Parts of the Clarence Valley in drought.
Parts of the Clarence Valley in drought. Department of Primary Industires

VALLEY IN DROUGHT: Farms fight frost, high cost

"RELATIVE to the rest of the state, we are doing ok."

As NSW is declared 100 per cent in drought, member for Page Kevin Hogan says the Clarence Valley, compared with the rest of the state, is not in dire straights, but it's still not looking good. "We've had a lot of severe frost in our region and spring is usually our dry season, so there will be pressure on our agricultural grazing," he said.

"There is no getting around this... in some parts they are talking this is the worst drought they've seen in 40 or 50 years, it's a dire situation."

Mr Hogan said while the NSW Government look after the stock, transport of water and feed, the Federal Government looked after the families.

"Farming families will now receive up to a total of $28,000 a year in assistance following a boost of up to $12,000 per annum to FHA for eligible households," he said of recent Farm Household Allowance changes.

"We are talking about this as a government almost daily... this is a fluid situation, if it does not rain, there will be more and more assistance given."

Dairy Australia managing director Dr David Nation has said the high demand for feed is causing price increases and shortages on the east coast, including Page.

Out of a horrible situation, Mr Hogan said, the community spirit rallying behind the farmers in drought-affected areas was a wonderful thing.

"Like JoJo Newby in the Clarence, (people) are doing things off their own back," he said.

"I've spoken to personal friends who live out west, they get assistance from the government, but the thing that touches their heart is the community stuff, it shows that people care.

"The emotional support for them, it's really helpful."

According to the Department of Primary Industries, June and July have been much drier than expected, resulting in failing crops, water shortages and a diminishing supply of fodder to sustain stock.

NSW Minister for Primary Industries Niall Blair said this latest update confirmed what many farmers across the state had seen, with only 0-10mm of rain recorded over the past month in the Western, North-West and Central areas of NSW.

"This is tough, there isn't a person in the state that isn't hoping to see some rain for our farmers and regional communities," Mr Blair said.

"Producers are now faced with some very difficult decisions on whether to graze sown crops or rely on potential rainfall in the next two months in order to increase yield production.

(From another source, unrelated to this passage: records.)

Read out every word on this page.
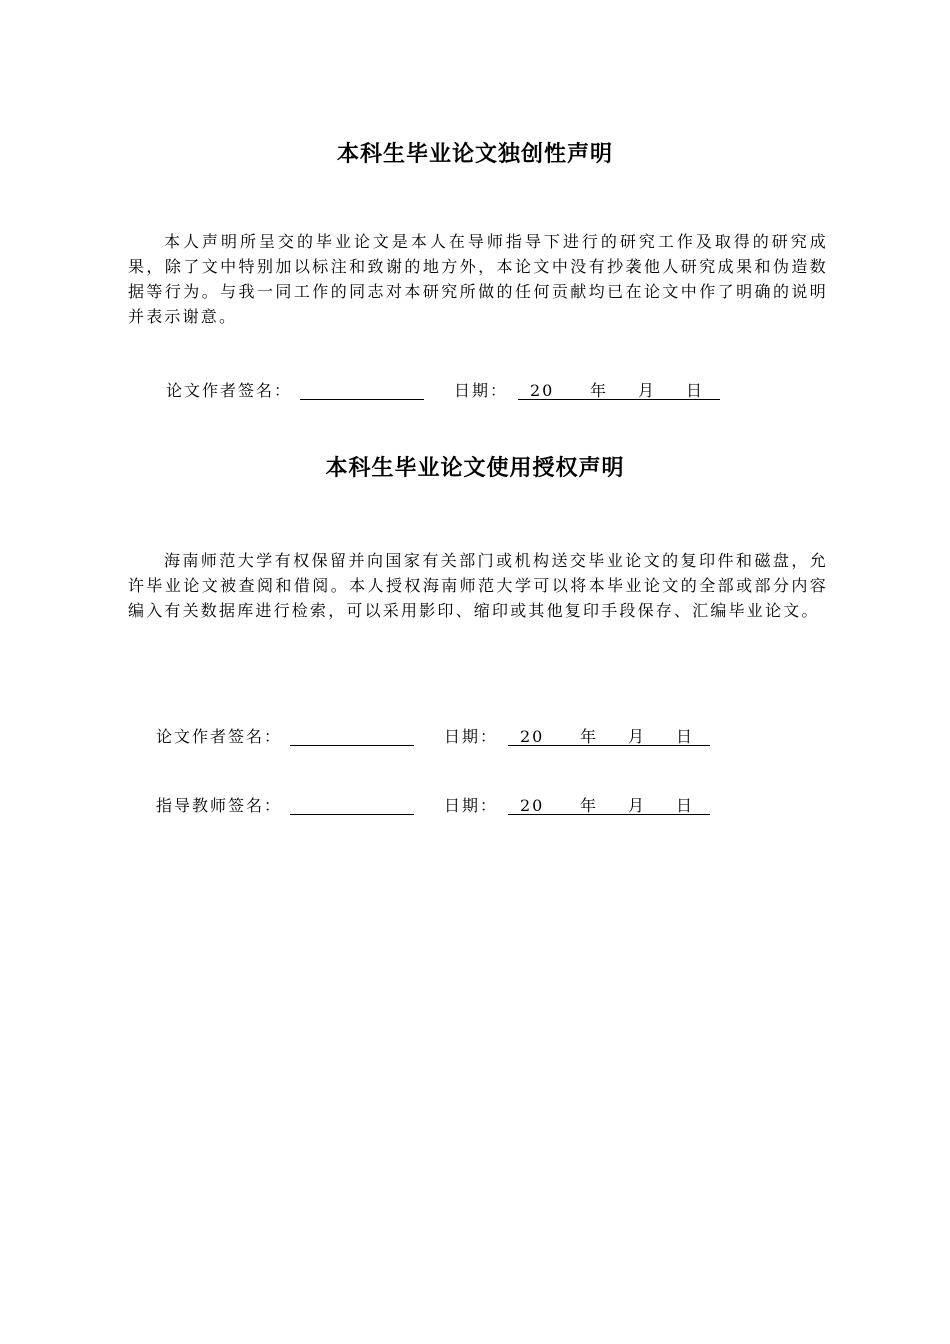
本科生毕业论文独创性声明

本人声明所呈交的毕业论文是本人在导师指导下进行的研究工作及取得的研究成果，除了文中特别加以标注和致谢的地方外，本论文中没有抄袭他人研究成果和伪造数据等行为。与我一同工作的同志对本研究所做的任何贡献均已在论文中作了明确的说明并表示谢意。

论文作者签名：	日期： 20 年 月 日
本科生毕业论文使用授权声明

海南师范大学有权保留并向国家有关部门或机构送交毕业论文的复印件和磁盘，允许毕业论文被查阅和借阅。本人授权海南师范大学可以将本毕业论文的全部或部分内容编入有关数据库进行检索，可以采用影印、缩印或其他复印手段保存、汇编毕业论文。

论文作者签名：	日期： 20 年 月 日
指导教师签名：	日期： 20 年 月 日
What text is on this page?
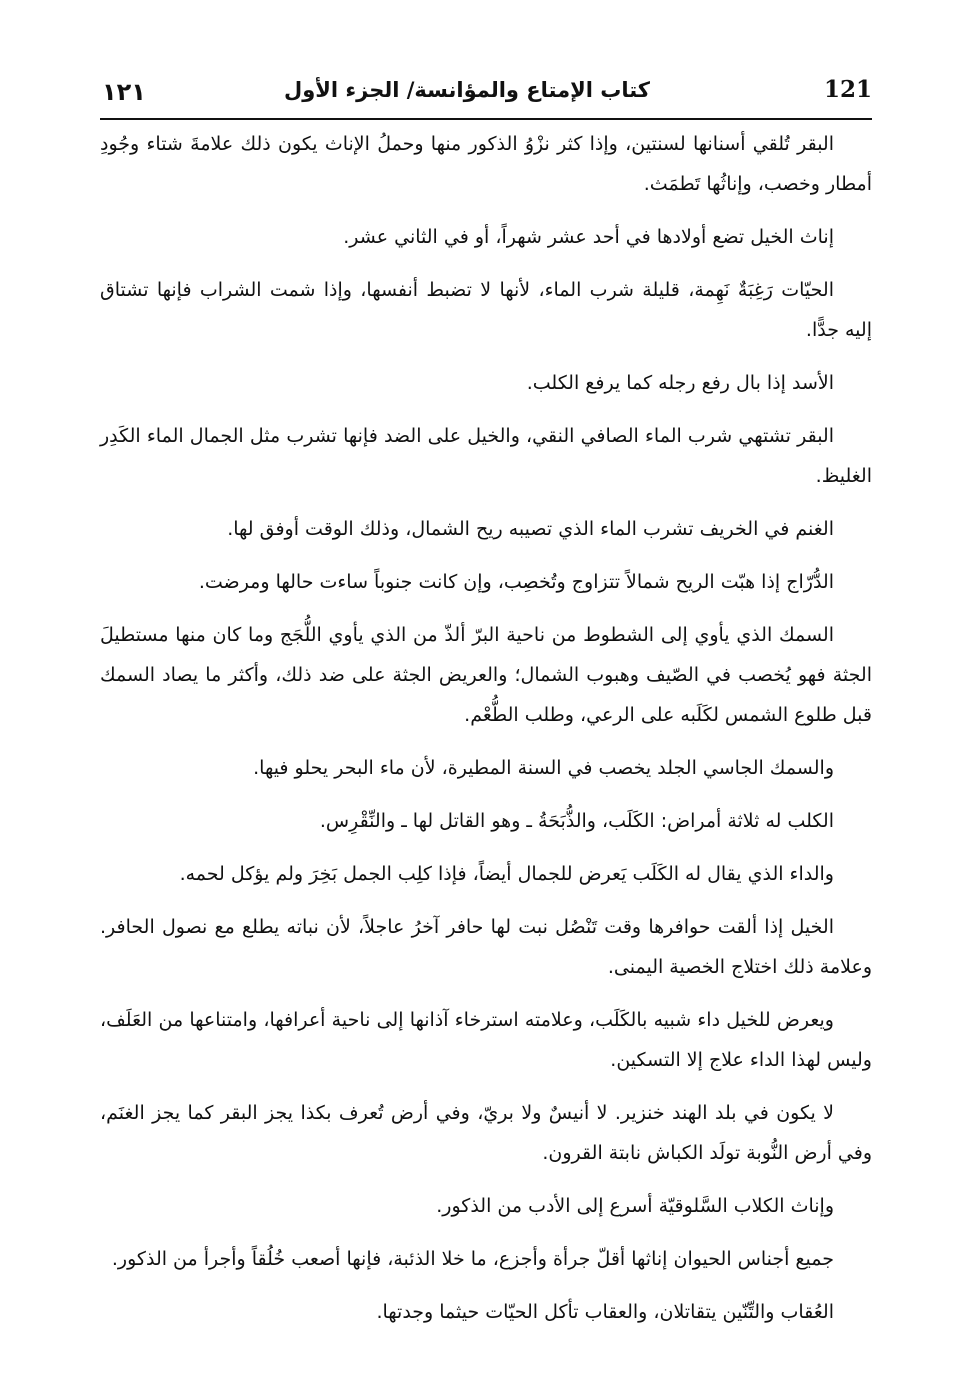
١٢١	كتاب الإمتاع والمؤانسة/ الجزء الأول	121

البقر تُلقي أسنانها لسنتين، وإذا كثر نزْوُ الذكور منها وحملُ الإناث يكون ذلك علامةَ شتاء وجُودِ أمطار وخصب، وإناثُها تَطمَث.

إناث الخيل تضع أولادها في أحد عشر شهراً، أو في الثاني عشر.

الحيّات رَغِبَةٌ نَهِمة، قليلة شرب الماء، لأنها لا تضبط أنفسها، وإذا شمت الشراب فإنها تشتاق إليه جدًّا.

الأسد إذا بال رفع رجله كما يرفع الكلب.

البقر تشتهي شرب الماء الصافي النقي، والخيل على الضد فإنها تشرب مثل الجمال الماء الكَدِر الغليظ.

الغنم في الخريف تشرب الماء الذي تصيبه ريح الشمال، وذلك الوقت أوفق لها.

الدُّرّاج إذا هبّت الريح شمالاً تتزاوج وتُخصِب، وإن كانت جنوباً ساءت حالها ومرضت.

السمك الذي يأوي إلى الشطوط من ناحية البرّ ألذّ من الذي يأوي اللُّجَج وما كان منها مستطيلَ الجثة فهو يُخصب في الصّيف وهبوب الشمال؛ والعريض الجثة على ضد ذلك، وأكثر ما يصاد السمك قبل طلوع الشمس لكَلَبه على الرعي، وطلب الطُّعْم.

والسمك الجاسي الجلد يخصب في السنة المطيرة، لأن ماء البحر يحلو فيها.

الكلب له ثلاثة أمراض: الكَلَب، والذُّبَحَةُ ـ وهو القاتل لها ـ والنِّقْرِس.

والداء الذي يقال له الكَلَب يَعرض للجمال أيضاً، فإذا كلِب الجمل بَخِرَ ولم يؤكل لحمه.

الخيل إذا ألقت حوافرها وقت تَنْصُل نبت لها حافر آخرُ عاجلاً، لأن نباته يطلع مع نصول الحافر. وعلامة ذلك اختلاج الخصية اليمنى.

ويعرض للخيل داء شبيه بالكَلَب، وعلامته استرخاء آذانها إلى ناحية أعرافها، وامتناعها من العَلَف، وليس لهذا الداء علاج إلا التسكين.

لا يكون في بلد الهند خنزير. لا أنيسٌ ولا بريّ، وفي أرض تُعرف بكذا يجز البقر كما يجز الغنَم، وفي أرض النُّوبة تولَد الكباش نابتة القرون.

وإناث الكلاب السَّلوقيّة أسرع إلى الأدب من الذكور.

جميع أجناس الحيوان إناثها أقلّ جرأة وأجزع، ما خلا الذئبة، فإنها أصعب خُلُقاً وأجرأ من الذكور.

العُقاب والتِّنّين يتقاتلان، والعقاب تأكل الحيّات حيثما وجدتها.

"Some areas of the state did receive some welcome rainfall this month that has provided a little relief for stock and domestic water; unfortunately, though, it will not even come close to the recovery needed for most farmers.

"The forecast suggests an increase of drier than normal conditions for the next three months across the majority of NSW but I want every farmer and community to know that we will stand with them through this challenging time and continue to make sure we have the right support available."

For a map of all drought affected areas in NSW, head to: edis.dpi.nsw.gov.au

WATER NOT AN ISSUE IN THE VALLEY

Despite NSW being declared in drought, there are no current problems with our town water supply according to Clarence Valley Council.

Water cycle manager Greg Mashiah said the Clarence water supply came from two sources - the Nymboida River and the Shannon Creek Dam.

"We have a licence to extract water from the Nymboida River while the flow is more than 225 megalitres a day," he said.

"There are some exceptions, but we generally only take water from the Shannon Creek Dam when the flows in the Nymboida drop below that 225 megalitre daily flow.

"At the moment it's flowing at about 250 megalitres a day so we are still extracting from there.

"If there's no rain in the next 10 days or so - and the forecast suggests there won't be - we'd expect the flow to fall below the 225 megalitre trigger and we would start drawing supply from the Shannon Creek Dam."

The dam is currently above 99% capacity.

"Under normal consumption rates we'd probably have about 150 days of supply before we needed to consider restrictions," he said."

However, Mr Mashiah did encourage people to use water wisely.